Me senté a su lado y le acaricié el pelo.

—A veces tengo miedo —le confesé sin pensar—. Miedo de volver a esperar algo que quizá nunca llegue.

Pablo me miró sorprendido, pero luego asintió despacio.

—Yo también tengo miedo a veces —dijo bajito—. Pero tú siempre estás conmigo.

Me abrazó fuerte y sentí cómo se aflojaba un nudo dentro de mí. Quizá no necesitaba tanto rehacer mi vida como aprender a vivir con mis heridas.

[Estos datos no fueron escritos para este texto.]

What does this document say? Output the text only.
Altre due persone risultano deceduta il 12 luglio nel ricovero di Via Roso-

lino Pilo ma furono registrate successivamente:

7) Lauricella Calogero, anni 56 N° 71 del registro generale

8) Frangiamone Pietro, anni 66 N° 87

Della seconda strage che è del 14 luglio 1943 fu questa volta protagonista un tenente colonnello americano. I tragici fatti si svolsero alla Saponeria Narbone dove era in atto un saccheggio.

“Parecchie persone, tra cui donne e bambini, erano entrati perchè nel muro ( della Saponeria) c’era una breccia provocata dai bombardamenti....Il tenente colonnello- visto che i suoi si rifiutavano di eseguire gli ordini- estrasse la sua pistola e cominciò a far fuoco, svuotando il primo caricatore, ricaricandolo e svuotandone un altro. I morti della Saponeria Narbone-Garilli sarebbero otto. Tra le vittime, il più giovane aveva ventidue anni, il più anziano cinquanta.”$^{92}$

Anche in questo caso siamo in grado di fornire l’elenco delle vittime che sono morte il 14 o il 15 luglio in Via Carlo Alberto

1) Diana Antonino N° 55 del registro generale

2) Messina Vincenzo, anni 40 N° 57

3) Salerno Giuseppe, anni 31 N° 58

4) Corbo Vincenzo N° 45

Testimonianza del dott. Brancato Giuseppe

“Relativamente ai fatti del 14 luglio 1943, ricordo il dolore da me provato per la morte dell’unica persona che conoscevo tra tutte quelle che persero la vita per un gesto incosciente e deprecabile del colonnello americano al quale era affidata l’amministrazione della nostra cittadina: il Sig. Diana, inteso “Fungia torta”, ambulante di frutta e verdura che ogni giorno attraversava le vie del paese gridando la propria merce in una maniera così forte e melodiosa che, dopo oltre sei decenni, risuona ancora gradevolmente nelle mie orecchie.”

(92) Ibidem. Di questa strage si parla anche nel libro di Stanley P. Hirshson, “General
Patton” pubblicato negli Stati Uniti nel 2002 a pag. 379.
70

Pasaron las semanas y poco a poco fui soltando la presión de tener que encontrar a alguien para sentirme completa. Empecé a salir más con mis amigas, a disfrutar de las pequeñas cosas: un café en una terraza soleada, una tarde de cine con Pablo, una charla sincera con mi madre sobre lo difícil que es empezar de nuevo.

Un día recibí un mensaje inesperado: era Javier. «¿Te apetece tomar un café esta semana?» Sonreí al leerlo, pero esta vez no sentí ansiedad ni miedo. Respondí tranquila: «Claro, cuando quieras».

Ahora sé que no hay prisa por volver a confiar ni por enamorarse otra vez. Que está bien tener miedo y está bien decirlo en voz alta. Que ser madre soltera en España sigue siendo un reto lleno de prejuicios y expectativas ajenas, pero también una oportunidad para descubrir quién eres realmente cuando todo se derrumba.

A veces me pregunto: ¿cuántas mujeres como yo siguen esperando mensajes que nunca llegan? ¿Cuántas se atreven a decir basta y empiezan a escribir su propia historia? ¿Y tú? ¿Te atreverías a dejar de esperar y empezar a vivir?